My Yoga Practice

Many people, yoga teachers especially, claim that their relationships with yoga were love at first breath. For me, my relationship with yoga started with skepticism and trepidation. I was a dancer, I was strong and flexible and just didn’t get why I should spend time in a yoga class when I could be using that time to take another dance class. To be honest, I thought yoga was kind of stupid. To be brutally honest, I was kind of stupid and close minded – in short, I just didn’t get it. I had tremendous amounts of anxiety in those days, I still do, slowing down, focusing on my breath, quieting my mind, I just couldn’t do it. I didn’t want to be with myself that intimately.

Years after I had decided yoga was not for me, my friend and I started going to a yoga class at the gym we belonged to once a week. It was her idea. I decided yoga was okay-ish. About a year later she asked if I would join her for a class at a yoga studio in our neighborhood. I agreed. I went sporadically with her when it fit in my schedule. It wasn’t awful, but I didn’t love it. During this time things in my life started shifting and changing in ways that left me feeling uprooted and totally lost within my own life. Something deep within me whispered, “Go to yoga.” So I did. Before I knew it I was meticulously arranging my schedule so that I could get to yoga class as often as possible.
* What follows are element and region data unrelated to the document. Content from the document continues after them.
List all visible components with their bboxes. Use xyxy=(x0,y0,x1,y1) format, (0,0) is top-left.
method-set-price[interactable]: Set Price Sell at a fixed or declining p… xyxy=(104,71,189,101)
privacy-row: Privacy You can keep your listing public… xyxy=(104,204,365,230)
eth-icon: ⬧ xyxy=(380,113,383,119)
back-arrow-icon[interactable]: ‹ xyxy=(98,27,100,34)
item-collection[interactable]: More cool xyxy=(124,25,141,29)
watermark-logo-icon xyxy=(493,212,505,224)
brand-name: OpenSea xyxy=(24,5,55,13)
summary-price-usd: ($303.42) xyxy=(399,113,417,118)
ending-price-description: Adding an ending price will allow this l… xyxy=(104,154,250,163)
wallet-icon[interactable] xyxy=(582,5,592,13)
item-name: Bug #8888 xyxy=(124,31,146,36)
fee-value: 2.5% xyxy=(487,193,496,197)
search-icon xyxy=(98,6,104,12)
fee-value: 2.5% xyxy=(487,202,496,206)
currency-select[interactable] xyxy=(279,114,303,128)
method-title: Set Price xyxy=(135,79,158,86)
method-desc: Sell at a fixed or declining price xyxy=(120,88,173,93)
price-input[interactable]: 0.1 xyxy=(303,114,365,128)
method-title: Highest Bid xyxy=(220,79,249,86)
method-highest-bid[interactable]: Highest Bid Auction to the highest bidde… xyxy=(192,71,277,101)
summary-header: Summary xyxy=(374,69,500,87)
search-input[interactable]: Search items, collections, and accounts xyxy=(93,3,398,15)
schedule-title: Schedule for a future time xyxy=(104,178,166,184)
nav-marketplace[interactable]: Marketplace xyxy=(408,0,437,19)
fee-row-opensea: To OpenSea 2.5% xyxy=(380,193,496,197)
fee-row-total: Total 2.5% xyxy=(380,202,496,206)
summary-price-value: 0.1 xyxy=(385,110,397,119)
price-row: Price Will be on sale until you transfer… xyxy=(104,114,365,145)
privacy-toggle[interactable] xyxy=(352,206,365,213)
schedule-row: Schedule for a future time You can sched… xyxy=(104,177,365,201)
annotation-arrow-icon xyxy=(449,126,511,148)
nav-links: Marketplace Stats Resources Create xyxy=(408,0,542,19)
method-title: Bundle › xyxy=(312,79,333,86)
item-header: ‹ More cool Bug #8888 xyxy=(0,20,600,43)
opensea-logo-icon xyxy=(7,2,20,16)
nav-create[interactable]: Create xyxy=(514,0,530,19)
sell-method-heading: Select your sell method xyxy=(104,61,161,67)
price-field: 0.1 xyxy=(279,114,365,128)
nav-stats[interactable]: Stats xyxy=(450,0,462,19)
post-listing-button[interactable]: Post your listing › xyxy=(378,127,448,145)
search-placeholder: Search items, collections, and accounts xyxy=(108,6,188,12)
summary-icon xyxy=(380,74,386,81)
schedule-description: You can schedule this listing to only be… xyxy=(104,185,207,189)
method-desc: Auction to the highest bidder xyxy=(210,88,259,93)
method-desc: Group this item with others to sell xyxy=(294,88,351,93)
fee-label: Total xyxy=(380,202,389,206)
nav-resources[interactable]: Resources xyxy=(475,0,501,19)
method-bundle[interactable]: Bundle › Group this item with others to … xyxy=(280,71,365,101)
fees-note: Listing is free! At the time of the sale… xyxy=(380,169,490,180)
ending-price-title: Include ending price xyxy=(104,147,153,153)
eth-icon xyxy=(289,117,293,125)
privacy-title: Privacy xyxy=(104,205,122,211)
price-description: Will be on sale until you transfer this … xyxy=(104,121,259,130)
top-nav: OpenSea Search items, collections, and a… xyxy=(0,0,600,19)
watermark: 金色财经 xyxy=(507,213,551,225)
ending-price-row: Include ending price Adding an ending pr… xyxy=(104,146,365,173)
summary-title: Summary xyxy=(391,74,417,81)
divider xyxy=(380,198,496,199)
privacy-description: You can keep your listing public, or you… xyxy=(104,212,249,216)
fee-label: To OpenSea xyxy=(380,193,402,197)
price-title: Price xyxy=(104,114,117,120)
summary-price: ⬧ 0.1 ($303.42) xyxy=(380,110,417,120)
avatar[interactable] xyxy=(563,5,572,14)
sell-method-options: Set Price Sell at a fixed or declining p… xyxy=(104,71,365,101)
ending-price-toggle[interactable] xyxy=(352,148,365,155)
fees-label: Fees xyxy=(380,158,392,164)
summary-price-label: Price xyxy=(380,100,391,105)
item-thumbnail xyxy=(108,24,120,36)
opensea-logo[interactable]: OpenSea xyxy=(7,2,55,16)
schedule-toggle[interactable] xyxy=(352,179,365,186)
On days that I could not get to class I felt shaky, ungrounded, emotionally explosive, and out of control. I started going to class every day. I slowly found that I was able to face myself, face my life, accept the disasters I had created, accept the disasters I hadn’t created, and deal with it all (more or less). And thus was the start of my relationship with my yoga practice.

About a year after I began practicing regularly I moved across the country to start graduate school. One of the first things I did upon settling into my new apartment was to Google search the closest yoga studios. I knew that I needed my yoga practice to keep me grounded through the huge changes that were taking place in my life. My practice carried me through all of the up’s and down’s life had in store for me. There were times when I stuck to a regular class schedule. There were times when I let life get in the way. My yoga practice and I were still getting to know each other, still trying to figure it all out. It was six years before we settled into a consistent daily meeting.

My yoga practice accepts me just as I am, not matter what I bring to my mat. As a result I have begun to more fully accept myself. Some days it is easy to get on my mat. Some days it is a struggle. I never regret practicing and I always feel better afterward. While it was not love at first breath, my yoga practice and I have settled into our routine together just like an old married couple, sometimes bickering, but fully committed to sticking it out through thick and thin.

About DjunaPassman

I practice and teach yoga. I attempt to carry what I learn on my mat and through my students into the real world. Sometimes I am successful and sometimes I am grumpy and less than kind. I started life as a dancer, moved on to choreographing, worked as a dance/movement therapist, then realized the wonders of a regular yoga practice. I am a realist - whether the glass is half full or half empty you are bound to spill its contents if you are wearing white (this is why I wear black so often). I am not an expert on yoga, life, or anything else for that matter. I do my best to keep my mind and my heart open every day (some days are better than others).